Locomotives 09/09/2003 While slowly hauling a single manriding vehicle carrying 6 men around a turnout into a pit bottom terminus at the end of afternoon shift, an 18t steel tyred Bo-Bo locomotive jumped the points and the train was brought to rest largely by the derailment of the rear bogie. No persons were injured and no serious damage was caused. This may have been caused by loss of power from the leading bogie drive motor or by erratic operation. The motor speed control unit and a circuit breaker were sent for testing, and improvements to procedures for dealing with motor drive problems are being pursued. In the longer term, locomotive speed control systems are to be modernised.

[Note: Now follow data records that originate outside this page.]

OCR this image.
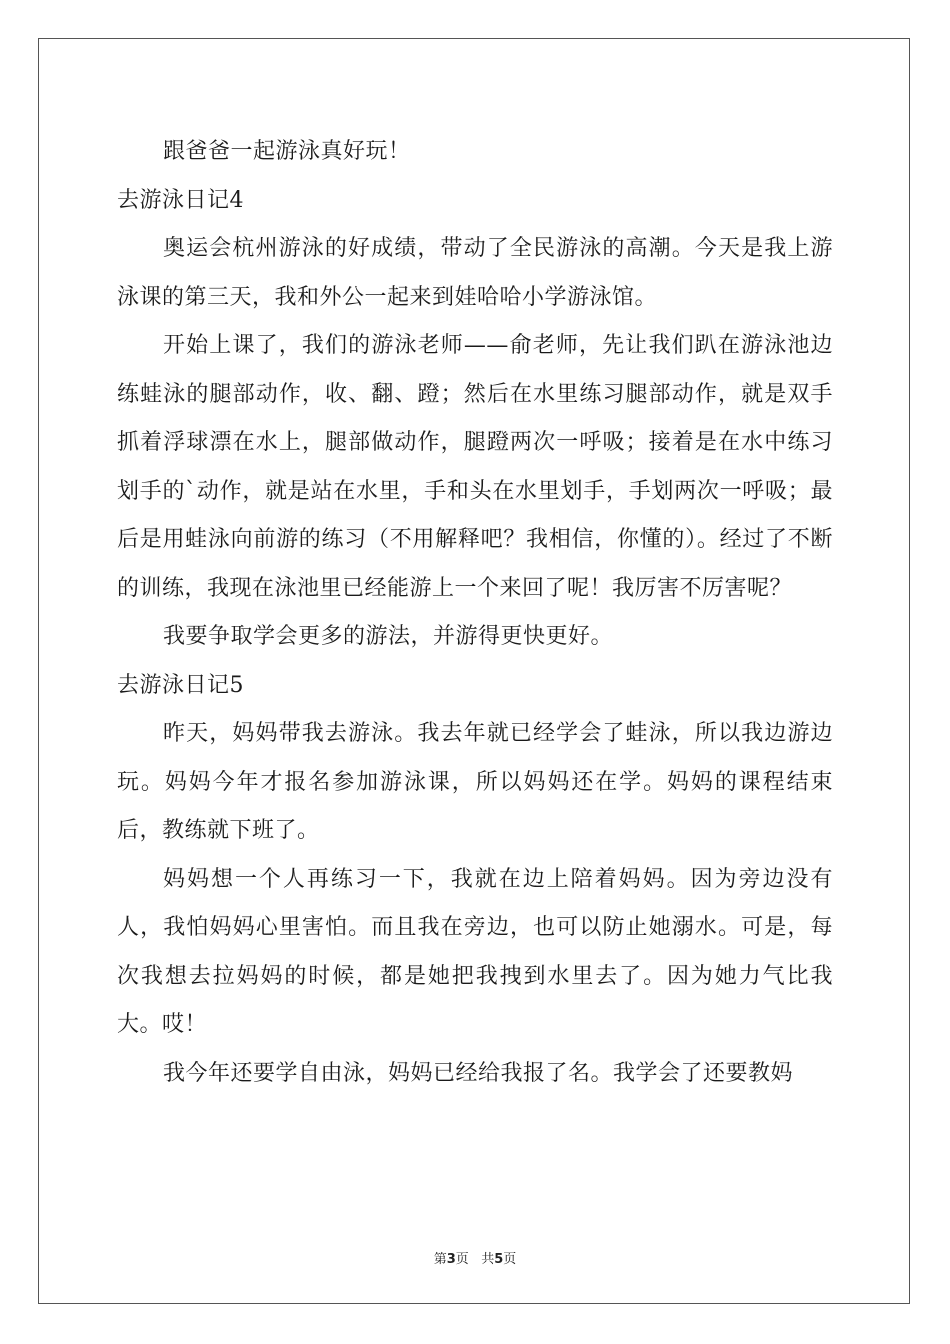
跟爸爸一起游泳真好玩！

去游泳日记4

奥运会杭州游泳的好成绩，带动了全民游泳的高潮。今天是我上游泳课的第三天，我和外公一起来到娃哈哈小学游泳馆。

开始上课了，我们的游泳老师——俞老师，先让我们趴在游泳池边练蛙泳的腿部动作，收、翻、蹬；然后在水里练习腿部动作，就是双手抓着浮球漂在水上，腿部做动作，腿蹬两次一呼吸；接着是在水中练习划手的`动作，就是站在水里，手和头在水里划手，手划两次一呼吸；最后是用蛙泳向前游的练习（不用解释吧？我相信，你懂的）。经过了不断的训练，我现在泳池里已经能游上一个来回了呢！我厉害不厉害呢？

我要争取学会更多的游法，并游得更快更好。

去游泳日记5

昨天，妈妈带我去游泳。我去年就已经学会了蛙泳，所以我边游边玩。妈妈今年才报名参加游泳课，所以妈妈还在学。妈妈的课程结束后，教练就下班了。

妈妈想一个人再练习一下，我就在边上陪着妈妈。因为旁边没有人，我怕妈妈心里害怕。而且我在旁边，也可以防止她溺水。可是，每次我想去拉妈妈的时候，都是她把我拽到水里去了。因为她力气比我大。哎！

我今年还要学自由泳，妈妈已经给我报了名。我学会了还要教妈

第3页 共5页
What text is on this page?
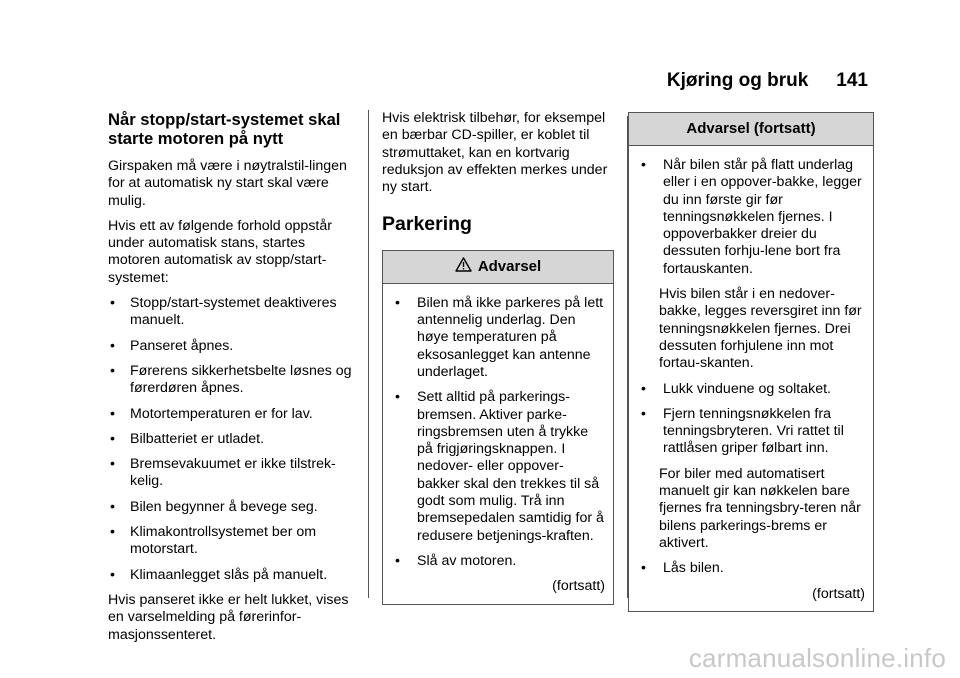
Kjøring og bruk 141
Når stopp/start-systemet skal starte motoren på nytt

Girspaken må være i nøytralstil-lingen for at automatisk ny start skal være mulig.

Hvis ett av følgende forhold oppstår under automatisk stans, startes motoren automatisk av stopp/start-systemet:

•	Stopp/start-systemet deaktiveres manuelt.
•	Panseret åpnes.
•	Førerens sikkerhetsbelte løsnes og førerdøren åpnes.
•	Motortemperaturen er for lav.
•	Bilbatteriet er utladet.
•	Bremsevakuumet er ikke tilstrek-kelig.
•	Bilen begynner å bevege seg.
•	Klimakontrollsystemet ber om motorstart.
•	Klimaanlegget slås på manuelt.

Hvis panseret ikke er helt lukket, vises en varselmelding på førerinfor-masjonssenteret.

Hvis elektrisk tilbehør, for eksempel en bærbar CD-spiller, er koblet til strømuttaket, kan en kortvarig reduksjon av effekten merkes under ny start.

Parkering
Advarsel
•	Bilen må ikke parkeres på lett antennelig underlag. Den høye temperaturen på eksosanlegget kan antenne underlaget.
•	Sett alltid på parkerings-bremsen. Aktiver parke-ringsbremsen uten å trykke på frigjøringsknappen. I nedover- eller oppover-bakker skal den trekkes til så godt som mulig. Trå inn bremsepedalen samtidig for å redusere betjenings-kraften.
•	Slå av motoren.
(fortsatt)
Advarsel (fortsatt)
•	Når bilen står på flatt underlag eller i en oppover-bakke, legger du inn første gir før tenningsnøkkelen fjernes. I oppoverbakker dreier du dessuten forhju-lene bort fra fortauskanten.

Hvis bilen står i en nedover-bakke, legges reversgiret inn før tenningsnøkkelen fjernes. Drei dessuten forhjulene inn mot fortau-skanten.

•	Lukk vinduene og soltaket.
•	Fjern tenningsnøkkelen fra tenningsbryteren. Vri rattet til rattlåsen griper følbart inn.

For biler med automatisert manuelt gir kan nøkkelen bare fjernes fra tenningsbry-teren når bilens parkerings-brems er aktivert.

•	Lås bilen.
(fortsatt)
carmanualsonline.info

Locomotives 09/09/2003 A 90hp locomotive and the first vehicle in a run of five derailed as the driver braked on the approach to a gravel trap. The driver may have braked loco too close to gravel trap.
Locomotives 19/09/2003 A locomotive derailed whilst hauling a vehicle carrying a powered roof support (PRS) up a tailgate roadway supported by rock bolts. The PRS transporter was at the apex of a change of gradient in the roadway when the canopy of the PRS struck a roof bolt and caused a holdfast that derailed the outbye end of the locomotive. The vertical clearance in this section of the road had been slightly reduced due to some minor floor lift and the PRS had not been fully lowered before being loaded on the surface. A dint has been taken, vertical clearances improved and a height marker has been constructed to ensure that all the chocks are fully lowered.
Locomotives 30/09/2003 The trailing bogie of a Clayton Bo-Bo 10t battery locomotive derailed at slow speed during materials transport. An 18.7kW motor in the leading bogie was either not driving or more probably was powering intermittently. This caused 'surging' which led to the derailment. The manage's scheme of maintenance included a reference that 3½ weeks prior to the incident one of the motor internal connections had been showing signs of overheating but the electrician's report went unheeded.